Quelle est la contribution de la France dans ces débats ? Sur quelles valeurs doit-elle fonder sa contribution ? Quelle stratégie peut-elle développer de façon crédible, seule et au sein de l’Europe ? Quelles sont ses marges de manœuvre ? Comment construire le consensus entre les différents acteurs de la société française et les mobiliser au sein des réseaux d’influence mondiaux ? Comment redéfinir le rôle de l’Etat ? Voilà les questions posées. Celles-ci mettent à bas les idées simples.

Le problème n’est pas de défendre une exception culturelle française, mais de promouvoir la diversité culturelle et linguistique comme un bien public mondial. Pour cela il ne faut pas confondre culture et nombre de titres sur un catalogue de disque ou vernissage mondain. La culture touche à l’identité humaine, elle a un continuum du vécu quotidien jusqu’à la création exceptionnelle. On peut-être frappé que certains pourfendeurs de la culture américaine, stigmatisée à travers Coca cola et Mac Donald, rechignent à promouvoir une culture populaire alimentaire fondée sur les terroirs.

De même il est trop facile de voir dans les anti-mondialisations le nouveau mouvement social qui recompose le clivage droite gauche, les nantis de Davos contre les pauvres de Porto Allegre. On y trouve certes d’authentiques militants de nouvelles institutions mondiales, mais on y trouve aussi un front du Nord qui refuse la concurrence de la main d’œuvre du Sud.

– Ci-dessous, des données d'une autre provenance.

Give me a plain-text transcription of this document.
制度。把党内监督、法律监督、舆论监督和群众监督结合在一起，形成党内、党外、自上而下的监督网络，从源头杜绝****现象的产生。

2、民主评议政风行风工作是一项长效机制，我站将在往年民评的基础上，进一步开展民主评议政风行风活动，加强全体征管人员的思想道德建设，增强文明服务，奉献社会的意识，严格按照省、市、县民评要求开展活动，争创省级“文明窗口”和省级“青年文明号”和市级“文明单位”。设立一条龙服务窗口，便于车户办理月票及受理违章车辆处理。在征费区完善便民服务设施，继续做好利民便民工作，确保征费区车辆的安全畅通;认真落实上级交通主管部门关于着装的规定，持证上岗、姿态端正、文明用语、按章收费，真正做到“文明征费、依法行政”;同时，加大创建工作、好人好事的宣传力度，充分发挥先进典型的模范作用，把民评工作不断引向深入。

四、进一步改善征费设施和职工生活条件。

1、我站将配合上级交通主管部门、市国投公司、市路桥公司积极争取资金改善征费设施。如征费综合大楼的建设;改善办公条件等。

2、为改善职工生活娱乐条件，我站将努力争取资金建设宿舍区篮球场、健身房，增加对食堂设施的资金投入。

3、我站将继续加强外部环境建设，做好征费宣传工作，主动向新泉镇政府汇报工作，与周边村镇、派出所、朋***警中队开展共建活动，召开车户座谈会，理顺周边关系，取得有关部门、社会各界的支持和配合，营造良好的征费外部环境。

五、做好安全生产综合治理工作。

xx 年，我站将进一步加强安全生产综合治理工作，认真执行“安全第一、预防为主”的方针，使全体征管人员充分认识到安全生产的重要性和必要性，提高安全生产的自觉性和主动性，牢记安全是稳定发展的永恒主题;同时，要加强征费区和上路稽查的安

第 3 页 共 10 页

Le nombrilisme français et notre absence de maîtrise politique de ces débats sont dus à l’absence des acteurs français dans les réseaux internationaux. Les associations, les syndicats, les organisations des entreprises ou les scientifiques du monde entier se réunissent en marge des réunions internationales. Ils sont consultés par les organisations des Nations-Unies. Dans cette géopolitique des réseaux, la France est absente. En face les Etats-Unis mènent une diplomatie intégrée mobilisant avec beaucoup d’efficacité tous les réseaux de pouvoir. Cette absence française a une double conséquence : celle d’affaiblir la capacité d’influence de notre pays et celle de nourrir l’incompréhension des enjeux internationaux par la société française. Mais cette absence n’est pas le fruit du hasard.

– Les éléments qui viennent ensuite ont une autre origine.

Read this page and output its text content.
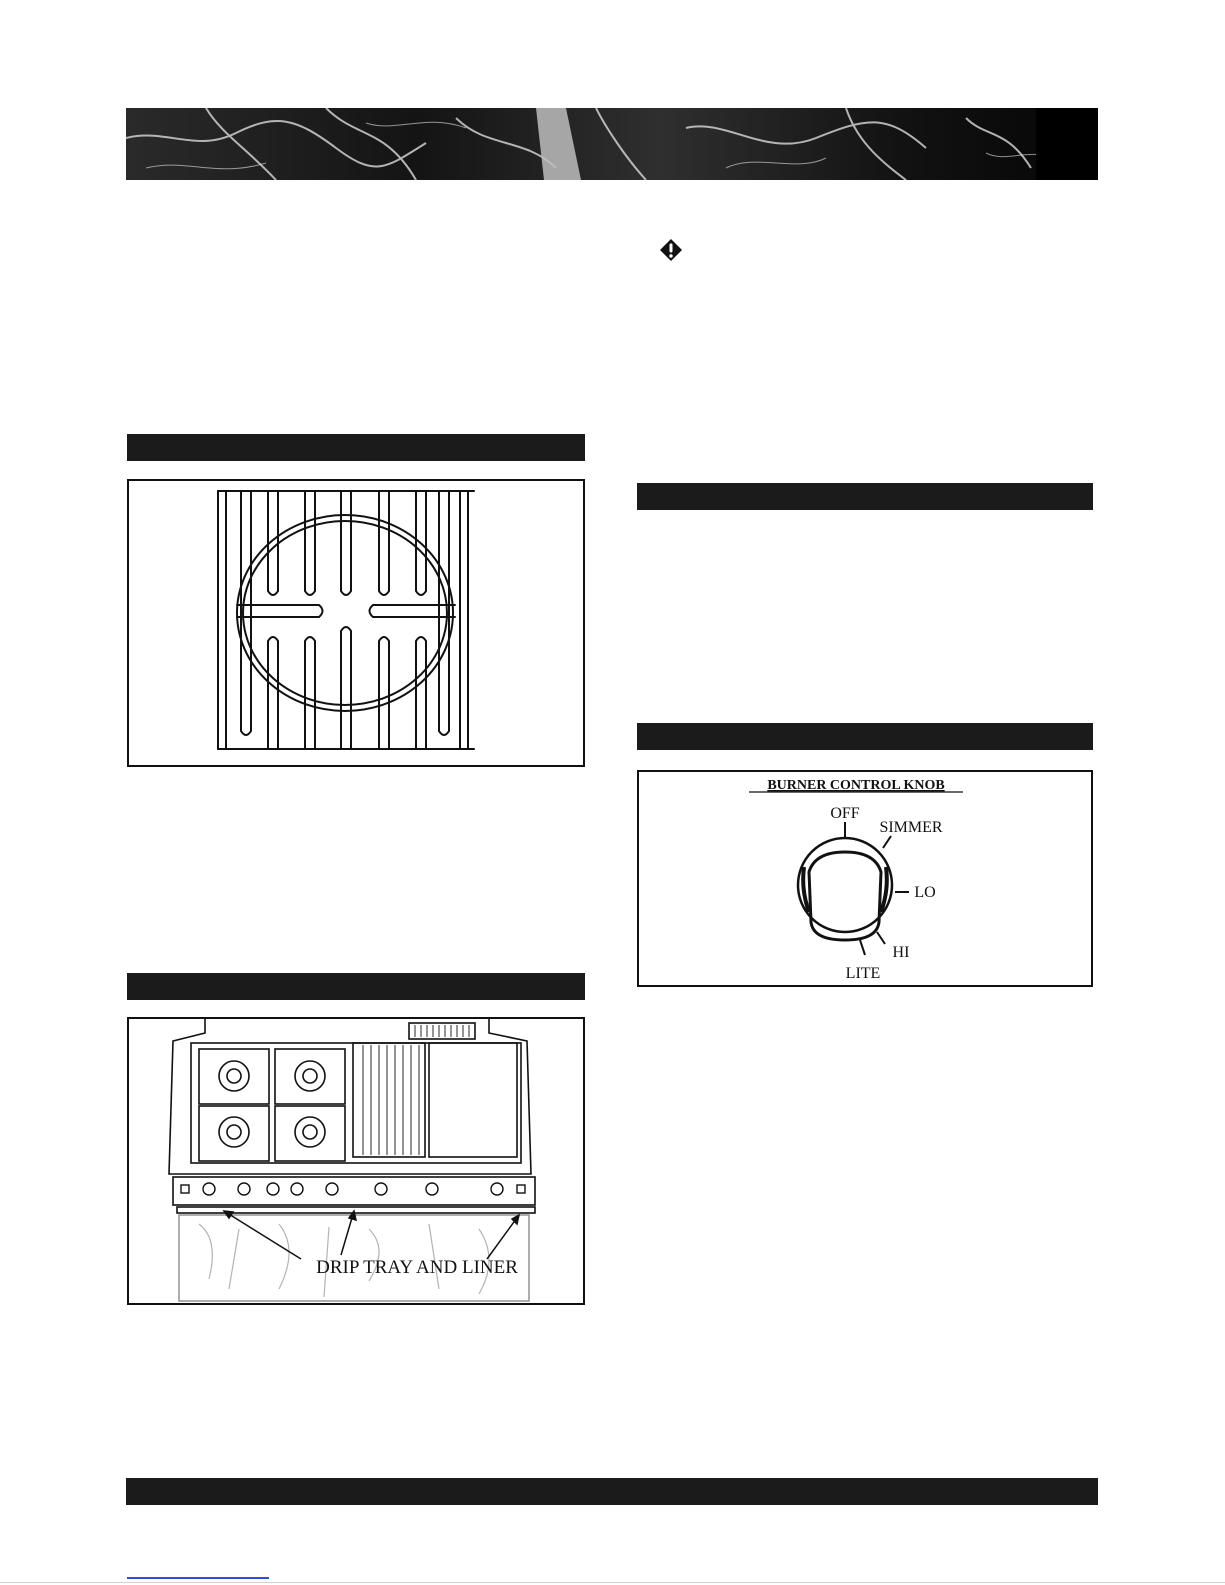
DRIP TRAY AND LINER
BURNER CONTROL KNOB
OFF
SIMMER
LO
HI
LITE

Il y a deux modèles de décision collective. Le premier qui domine en France, s’appuie sur une vision mécanique illustrée par la vision républicaine d’un citoyen indifférencié client d’un Etat impartial parce qu’éclairé par la qualité de ses hauts fonctionnaires. Le second plus anglo-saxon, repose sur une vision organique de la décision en contexte d’information et de connaissances imparfaites, articulée dans des processus de gouvernance qui mettent en présence des acteurs organisés pour dégager des consensus et des contrats.
Adepte de la première conception, la diplomatie française est la seule affaire des fonctionnaires diplomates qui ont déjà fort à faire à coordonner les ambitions contradictoires des différents ministères, pour ne pas s’encombrer des positions encore plus contradictoires des acteurs de la société.

La Gauche plurielle n’a jamais pu trancher entre ces options contradictoires, dans la gestion du territoire elle penche tout de même plus vers la loi Gayssot que vers la loi Voynet. La première s’appuie sur une planification territoriale dont l’application est régulée par le recours juridique du citoyen. La seconde reprend la procédure des Agendas 21 locaux, proposée à Rio, pour mobiliser les acteurs dans des Conseils de développement autour de stratégies partagées de développement durable.

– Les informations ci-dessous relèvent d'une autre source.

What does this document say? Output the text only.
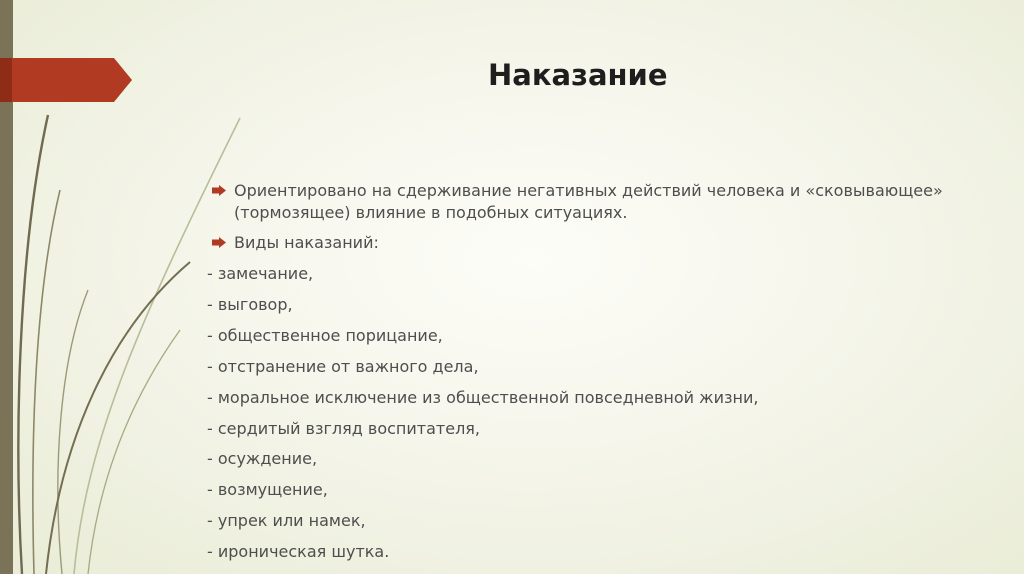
Наказание
Ориентировано на сдерживание негативных действий человека и «сковывающее» (тормозящее) влияние в подобных ситуациях.
Виды наказаний:
- замечание,
- выговор,
- общественное порицание,
- отстранение от важного дела,
- моральное исключение из общественной повседневной жизни,
- сердитый взгляд воспитателя,
- осуждение,
- возмущение,
- упрек или намек,
- ироническая шутка.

La double campagne électorale qui s’ouvre handicape la capacité de la France à développer une stratégie ambitieuse et gagnante dans les enceintes internationales, mais elle pourrait être au moins une opportunité de débat. Le danger est qu’aucun candidat ne puisse s’engager clairement dans la défense des nouvelles formes de gouvernance seules aptes à maîtriser les enjeux majeurs contemporains.